Conseil d'État, Section du Contentieux, Mlle Cinar, 22 septembre 1997, n° 161364
Constitution française
Article 54
Si le Conseil Constitutionnel, saisi par le Président de la République, par le Premier Ministre, par le Président de l'une ou l'autre assemblée ou par soixante députés ou soixante sénateurs, a déclaré qu'un engagement international comporte une clause contraire à la Constitution, l'autorisation de ratifier ou d'approuver l'engagement international en cause ne peut intervenir qu'après révision de la Constitution.
Article 55
Les traités ou accords régulièrement ratifiés ou approuvés ont, dès leur publication, une autorité supérieure à celle des lois, sous réserve, pour chaque accord ou traité, de son application par l'autre partie.
France
Travail des enfants
Résolution directe du litige sur le fondement du droit international
Traité ratifié1
Citoyenne turque résidant régulièrement en France/ Entrée de son enfant en France sans autorisation administrative/ Décision administrative d’expulsion/ Intérêt supérieur de l’enfant/ Résolution directe du litige sur le fondement du droit international
Une citoyenne turque, Mlle Cinar, ayant obtenu une carte de résidente en France à la suite d’un regroupement familial avec ses parents avait introduit son propre enfant, alors âgé de quatre ans, sur le territoire français sans demander auparavant d’autorisation de séjour pour ce dernier. Sa demande postérieure d’admission au séjour fut refusée par le préfet pour violation des règles d’entrée sur le territoire, ce dernier ordonnant de ce fait l’expulsion du jeune enfant.
Mlle Cinar contesta en justice la décision du préfet qui fut confirmée par la juridiction administrative de première instance. Se fondant sur la Convention relative aux droits de l’enfant ratifiée par la France, Mlle Cinar fit appel de cette décision, recours finalement porté devant le Conseil d’État.
Pour résoudre le litige, la juridiction suprême de l’ordre administratif se pencha en premier lieu sur l’applicabilité de la convention internationale aux autorités administratives et sur la possibilité de l’invoquer dans un recours devant les juridictions administratives.
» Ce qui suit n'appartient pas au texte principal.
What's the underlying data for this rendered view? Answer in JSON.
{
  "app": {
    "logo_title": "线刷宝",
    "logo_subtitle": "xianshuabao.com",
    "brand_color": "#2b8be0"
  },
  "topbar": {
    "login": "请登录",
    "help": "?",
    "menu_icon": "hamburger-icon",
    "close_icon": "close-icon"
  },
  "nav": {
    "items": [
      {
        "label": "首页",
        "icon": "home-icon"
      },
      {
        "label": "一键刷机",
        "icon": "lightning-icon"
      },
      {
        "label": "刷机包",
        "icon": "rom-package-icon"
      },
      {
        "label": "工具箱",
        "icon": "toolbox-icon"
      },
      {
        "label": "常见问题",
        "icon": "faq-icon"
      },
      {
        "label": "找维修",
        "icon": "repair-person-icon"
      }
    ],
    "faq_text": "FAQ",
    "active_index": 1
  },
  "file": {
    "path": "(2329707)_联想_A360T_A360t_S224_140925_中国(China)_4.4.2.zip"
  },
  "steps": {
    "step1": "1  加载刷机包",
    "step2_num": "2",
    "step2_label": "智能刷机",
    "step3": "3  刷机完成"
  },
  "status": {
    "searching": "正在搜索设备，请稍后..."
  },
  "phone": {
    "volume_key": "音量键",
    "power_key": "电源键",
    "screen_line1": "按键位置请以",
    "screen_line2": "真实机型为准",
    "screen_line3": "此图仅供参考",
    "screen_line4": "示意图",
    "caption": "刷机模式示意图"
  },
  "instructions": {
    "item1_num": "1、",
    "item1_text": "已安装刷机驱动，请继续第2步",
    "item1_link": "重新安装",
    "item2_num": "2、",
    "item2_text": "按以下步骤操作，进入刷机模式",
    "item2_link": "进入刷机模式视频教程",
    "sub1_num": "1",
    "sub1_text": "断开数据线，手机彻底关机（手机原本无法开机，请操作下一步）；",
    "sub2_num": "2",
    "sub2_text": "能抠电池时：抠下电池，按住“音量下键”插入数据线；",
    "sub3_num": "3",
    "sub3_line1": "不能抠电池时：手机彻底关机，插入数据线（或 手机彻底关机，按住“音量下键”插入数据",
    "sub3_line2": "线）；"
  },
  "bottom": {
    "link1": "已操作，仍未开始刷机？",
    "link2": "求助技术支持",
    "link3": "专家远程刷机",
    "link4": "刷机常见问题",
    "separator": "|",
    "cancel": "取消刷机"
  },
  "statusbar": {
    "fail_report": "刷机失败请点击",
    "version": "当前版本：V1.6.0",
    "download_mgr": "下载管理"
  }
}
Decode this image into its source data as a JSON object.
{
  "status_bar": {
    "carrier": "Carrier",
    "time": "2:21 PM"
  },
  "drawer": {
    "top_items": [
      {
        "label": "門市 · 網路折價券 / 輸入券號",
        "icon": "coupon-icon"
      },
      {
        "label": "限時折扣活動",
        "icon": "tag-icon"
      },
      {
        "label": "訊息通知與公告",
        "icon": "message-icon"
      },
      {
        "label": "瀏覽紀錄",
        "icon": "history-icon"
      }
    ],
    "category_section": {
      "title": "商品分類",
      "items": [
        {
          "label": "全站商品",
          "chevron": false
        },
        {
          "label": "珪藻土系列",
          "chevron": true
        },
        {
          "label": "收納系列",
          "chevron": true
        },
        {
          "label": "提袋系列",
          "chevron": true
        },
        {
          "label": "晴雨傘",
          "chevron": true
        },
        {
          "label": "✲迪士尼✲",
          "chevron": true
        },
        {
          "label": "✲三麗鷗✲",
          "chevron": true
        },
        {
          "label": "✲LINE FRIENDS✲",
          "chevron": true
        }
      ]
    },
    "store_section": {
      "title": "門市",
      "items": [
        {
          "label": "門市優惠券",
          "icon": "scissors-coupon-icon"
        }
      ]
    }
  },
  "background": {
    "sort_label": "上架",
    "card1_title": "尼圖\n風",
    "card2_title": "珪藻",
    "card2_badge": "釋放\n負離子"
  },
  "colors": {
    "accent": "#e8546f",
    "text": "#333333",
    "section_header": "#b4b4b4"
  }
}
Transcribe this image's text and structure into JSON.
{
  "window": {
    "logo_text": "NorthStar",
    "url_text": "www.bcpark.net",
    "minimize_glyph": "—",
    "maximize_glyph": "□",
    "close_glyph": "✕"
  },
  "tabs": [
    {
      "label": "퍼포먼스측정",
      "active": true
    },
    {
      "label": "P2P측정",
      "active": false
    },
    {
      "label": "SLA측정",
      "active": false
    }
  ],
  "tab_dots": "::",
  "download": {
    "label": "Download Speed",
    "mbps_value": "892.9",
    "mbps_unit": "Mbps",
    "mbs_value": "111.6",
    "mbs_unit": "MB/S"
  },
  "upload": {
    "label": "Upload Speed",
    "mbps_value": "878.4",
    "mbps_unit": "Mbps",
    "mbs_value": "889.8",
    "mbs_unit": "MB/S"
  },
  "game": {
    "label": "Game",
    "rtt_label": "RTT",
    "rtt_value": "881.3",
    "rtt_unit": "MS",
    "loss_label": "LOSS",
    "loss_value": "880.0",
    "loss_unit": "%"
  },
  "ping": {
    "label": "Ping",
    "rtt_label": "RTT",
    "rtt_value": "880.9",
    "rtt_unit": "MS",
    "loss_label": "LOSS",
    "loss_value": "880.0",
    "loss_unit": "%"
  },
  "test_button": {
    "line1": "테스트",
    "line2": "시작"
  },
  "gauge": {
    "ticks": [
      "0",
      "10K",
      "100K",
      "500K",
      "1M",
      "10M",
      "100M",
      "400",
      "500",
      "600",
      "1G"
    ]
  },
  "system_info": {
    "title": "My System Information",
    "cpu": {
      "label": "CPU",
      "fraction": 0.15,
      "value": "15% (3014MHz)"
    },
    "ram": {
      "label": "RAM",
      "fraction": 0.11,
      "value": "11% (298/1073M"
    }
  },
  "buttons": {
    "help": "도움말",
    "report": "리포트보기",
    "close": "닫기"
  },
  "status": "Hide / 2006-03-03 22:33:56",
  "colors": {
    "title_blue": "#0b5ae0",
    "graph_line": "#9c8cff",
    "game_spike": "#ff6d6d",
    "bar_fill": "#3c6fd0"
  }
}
À cet égard, le Conseil d’État se prononça de la manière suivante:
«Considérant qu'aux termes de l'article 3-1 de la convention internationale des droits de l'enfant du 26 janvier 1990, publiée par décret du 8 octobre 1990: «Dans toutes les décisions qui concernent les enfants, qu'elles soient le fait d'institutions publiques ou privées de protection sociale, des tribunaux, des autorités administratives ou des organes législatifs, l'intérêt supérieur de l'enfant doit être une considération primordiale»; qu'il résulte de ces stipulations, qui peuvent être utilement invoquées à l'appui d'un recours pour excès de pouvoir, que, dans l'exercice de son pouvoir d'appréciation, l'autorité administrative doit accorder une attention primordiale à l'intérêt supérieur des enfants dans toutes les décisions les concernant.»
Ce point étant posé, le Conseil d’État se fonda directement sur la Convention relative aux droits de l’enfant pour apprécier la validité de la décision préfectorale:
«Considérant qu'il ressort des pièces du dossier que ni le père de l'enfant, qu'il ne connaissait pas, et qui n'avait jamais fourni aucune aide pour son éducation, ni aucune autre personne proche de la famille, ne pouvait recevoir l'enfant en Turquie; que dans ces conditions, la décision du préfet de renvoyer le jeune Tolga en Turquie et de le séparer, même provisoirement de sa mère, porte atteinte à l'intérêt supérieur de l'enfant et doit être regardée comme contraire à l'article 3 1) de la convention internationale des droits de l'enfant.»
Sur le fondement de la violation de l’article 3 1) de la Convention relative aux droits de l’enfant, le Conseil d’État français annula donc le jugement du Tribunal de première instance ainsi que la décision préfectorale objet du recours.